I already knew that it was impossible to just expand the Windows partition because of the different formats used by the two operating systems sharing the hard disk. I would have to start all over with Windows installation, as far as I could tell. But then a little more research made me aware of a very useful program that anyone using Boot Camp should know about: WinClone. It saved me a lot of trouble. It is donationware, and I was happy to make a donation after having used it successfully. Using WinClone, which runs under Mac OS X, but can read from and write to a Windows partition, I made an image file of everything that was on my Windows partition. Since I was going to have to get rid of the partition anyway, I wasn’t too worried about whether WinClone would work.

Next I used Boot Camp Assistant to eliminate the Windows Partition. I then rebooted using the iDefrag boot dvd I had made earlier, thinking I would need to defragment to make sure I could make a new and larger partition for Windows using Boot Camp Assistant. However, the visual evidence of a very defragmented drive shown by iDefrag (and of course the 12 gigabytes of the just wiped out Windows partition would be empty) convinced me I could stop the defragmenting and proceed directly to making a new Windows partition. Boot Camp Assistant successfully created a 17 gigabyte partition in a fairly short time without any problems. I then quit the program and relaunched WinClone, this time using it to “restore” the new larger Windows partition.

I then restarted Windows. It made some complaint about something having changed, so that it needed to check everything. I told it to go ahead and check. It was eventually satisfied and launched Vista. I logged in and started the SP1 installer again. This time it ran, warning me that it might take an hour and would restart several times in the process. It worked.

Now I had Vista with SP1 installed. Would it help keep the temperature lower? The answer was no. Even worse, I was now seeing the 100°C temperatures again. However, based on subsequent tests, which have measured the peak temperature under Vista once more at 90°C, and even brought below that by the fans, I have to conclude that there is some other factor that raises the floor of the temperature, and I think the ambient temperature can be ruled out.
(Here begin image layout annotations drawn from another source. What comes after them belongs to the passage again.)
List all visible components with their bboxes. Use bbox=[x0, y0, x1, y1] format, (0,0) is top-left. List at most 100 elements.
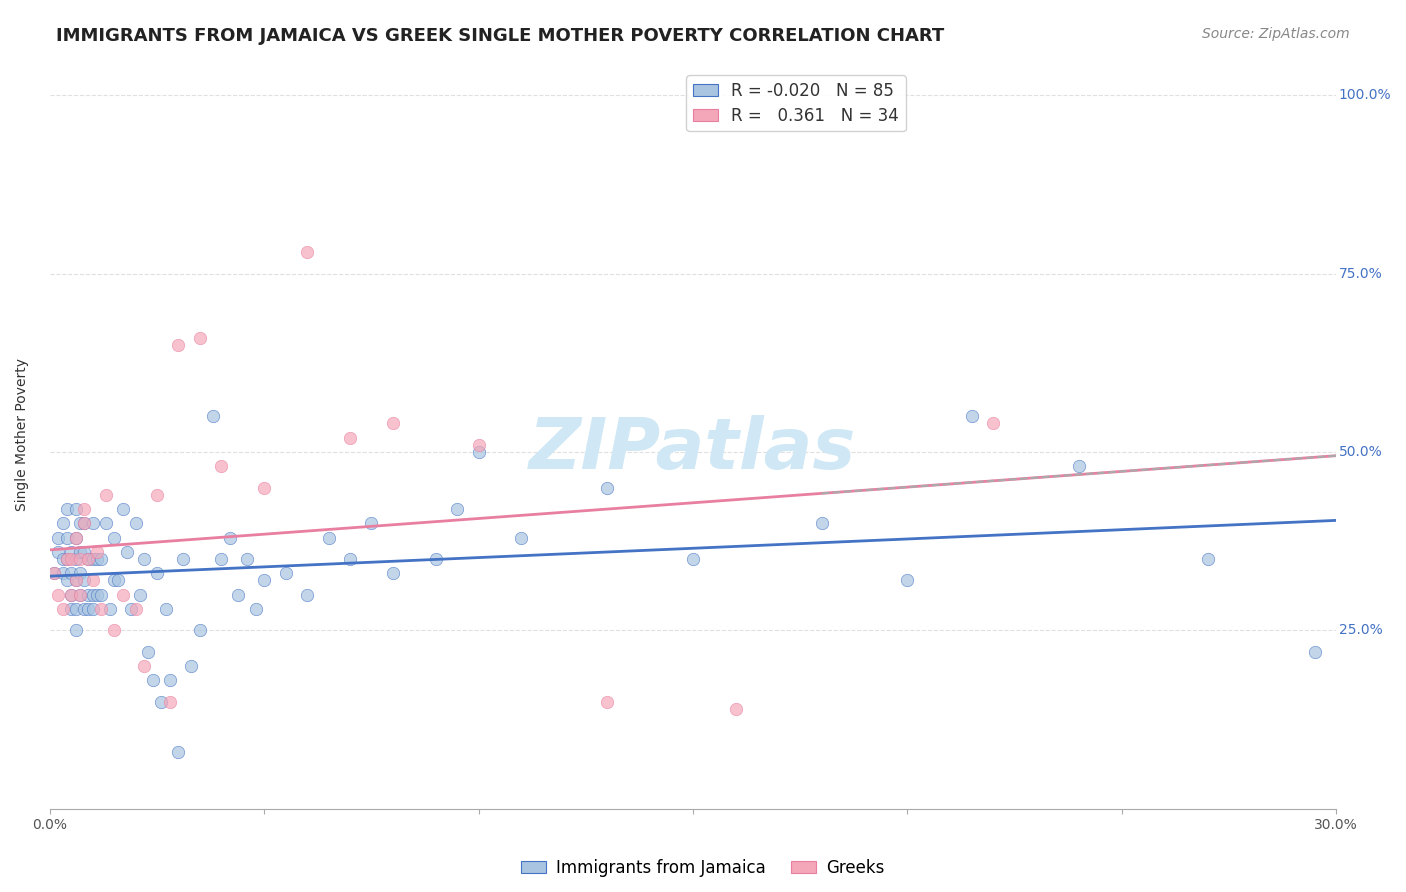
Point bbox=[65, 502, 87, 516]
Point bbox=[446, 502, 468, 516]
Point bbox=[107, 574, 129, 588]
Point bbox=[339, 552, 361, 566]
Point bbox=[146, 488, 169, 502]
Point bbox=[467, 445, 489, 459]
Point bbox=[48, 531, 70, 545]
Legend: Immigrants from Jamaica, Greeks: Immigrants from Jamaica, Greeks bbox=[515, 853, 891, 884]
Point bbox=[155, 602, 177, 616]
Point bbox=[274, 566, 297, 581]
Point bbox=[896, 574, 918, 588]
Point bbox=[73, 602, 96, 616]
Point bbox=[360, 516, 382, 531]
Point bbox=[73, 574, 96, 588]
Point bbox=[73, 516, 96, 531]
Point bbox=[209, 552, 232, 566]
Point bbox=[142, 673, 165, 688]
Point bbox=[60, 545, 83, 559]
Point bbox=[90, 588, 112, 602]
Point bbox=[69, 545, 91, 559]
Point bbox=[981, 417, 1004, 431]
Point bbox=[52, 552, 75, 566]
Point bbox=[134, 659, 156, 673]
Point bbox=[86, 588, 108, 602]
Point bbox=[69, 588, 91, 602]
Point bbox=[82, 574, 104, 588]
Point bbox=[69, 588, 91, 602]
Point bbox=[56, 552, 79, 566]
Point bbox=[77, 602, 100, 616]
Point bbox=[77, 588, 100, 602]
Point bbox=[60, 588, 83, 602]
Point bbox=[115, 545, 138, 559]
Point bbox=[56, 502, 79, 516]
Point bbox=[60, 552, 83, 566]
Point bbox=[724, 702, 747, 716]
Point bbox=[188, 624, 211, 638]
Point bbox=[56, 531, 79, 545]
Point bbox=[52, 602, 75, 616]
Point bbox=[111, 588, 134, 602]
Point bbox=[124, 602, 146, 616]
Point bbox=[596, 481, 619, 495]
Point bbox=[86, 552, 108, 566]
Point bbox=[60, 602, 83, 616]
Point bbox=[295, 588, 318, 602]
Point bbox=[56, 552, 79, 566]
Text: Source: ZipAtlas.com: Source: ZipAtlas.com bbox=[1202, 27, 1350, 41]
Point bbox=[219, 531, 242, 545]
Point bbox=[86, 545, 108, 559]
Point bbox=[90, 552, 112, 566]
Point bbox=[253, 481, 276, 495]
Point bbox=[209, 459, 232, 474]
Point bbox=[65, 574, 87, 588]
Point bbox=[596, 695, 619, 709]
Point bbox=[69, 566, 91, 581]
Y-axis label: Single Mother Poverty: Single Mother Poverty bbox=[15, 358, 30, 510]
Point bbox=[65, 552, 87, 566]
Point bbox=[52, 566, 75, 581]
Point bbox=[94, 488, 117, 502]
Point bbox=[228, 588, 250, 602]
Point bbox=[167, 338, 190, 352]
Point bbox=[103, 574, 125, 588]
Point bbox=[1197, 552, 1219, 566]
Point bbox=[124, 516, 146, 531]
Point bbox=[167, 745, 190, 759]
Text: 25.0%: 25.0% bbox=[1339, 624, 1382, 637]
Point bbox=[146, 566, 169, 581]
Text: 75.0%: 75.0% bbox=[1339, 267, 1382, 281]
Point bbox=[510, 531, 533, 545]
Point bbox=[48, 588, 70, 602]
Point bbox=[65, 531, 87, 545]
Point bbox=[103, 531, 125, 545]
Text: IMMIGRANTS FROM JAMAICA VS GREEK SINGLE MOTHER POVERTY CORRELATION CHART: IMMIGRANTS FROM JAMAICA VS GREEK SINGLE … bbox=[56, 27, 945, 45]
Point bbox=[128, 588, 150, 602]
Point bbox=[90, 602, 112, 616]
Point bbox=[295, 245, 318, 260]
Point bbox=[960, 409, 983, 424]
Point bbox=[150, 695, 173, 709]
Point bbox=[1067, 459, 1090, 474]
Point bbox=[60, 566, 83, 581]
Point bbox=[73, 516, 96, 531]
Point bbox=[1303, 645, 1326, 659]
Point bbox=[42, 566, 65, 581]
Point bbox=[180, 659, 202, 673]
Point bbox=[467, 438, 489, 452]
Point bbox=[682, 552, 704, 566]
Point bbox=[138, 645, 160, 659]
Point bbox=[94, 516, 117, 531]
Point bbox=[65, 531, 87, 545]
Point bbox=[103, 624, 125, 638]
Point bbox=[65, 602, 87, 616]
Text: ZIPatlas: ZIPatlas bbox=[529, 415, 856, 483]
Point bbox=[82, 602, 104, 616]
Point bbox=[73, 545, 96, 559]
Point bbox=[52, 516, 75, 531]
Point bbox=[201, 409, 224, 424]
Point bbox=[134, 552, 156, 566]
Point bbox=[98, 602, 121, 616]
Point bbox=[120, 602, 142, 616]
Point bbox=[77, 552, 100, 566]
Point bbox=[82, 552, 104, 566]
In any case, Vista with Boot Camp consistently runs 10-12°C hotter than OS X on my machine. Running my graphics intensive program OnScreen DNA, the temperature peaks somewhere between 80-90°C, under Mac OS 10.5.2 and can usually be reduced a few degrees by the fans as they rotate faster. Running the same software under Vista on the same machine sees peak temperatures of 90-100°C, which can also usually be reduced a few degrees by the fans. I don’t have the data to back it up, not having monitored temperatures under Mac OS 10.4, but, based on my increased awareness of fan noise, I have the feeling that 10.5.2 may run hotter than 10.4.

Even if I could forget about the temperature, the fan noise is not something I’d want going in the background if I were trying to demonstrate the Vista version of my software, which militates against using the MacBook Pro for demos. Actually, I don’t think I could stand working with the fan noise for long anyway, as it is louder than my old Dell box. These high temperatures are occurring in March, where the ambient room temperature is 22-24°C. It will be considerably hotter in the office during the summer. This has not been a problem in the past, but that was before Leopard and Vista, so I can’t be sure what will happen.

All in all, my hopes of getting a topnotch Vista machine out of my first-generation MacBook Pro using 10.5.2 Boot Camp have so far been disappointed. I think I know Apple well enough not to expect any sympathy or direct help from them (though the Apple user forums are helpful). Not to be disloyal or anything, but Apple does not like to acknowledge it has been the cause of any problem you encounter with its products. If only my audience were a little bigger… Maybe I should try to get some conservative talkshow host to go on the air with my problem. Would that work? Too crazy!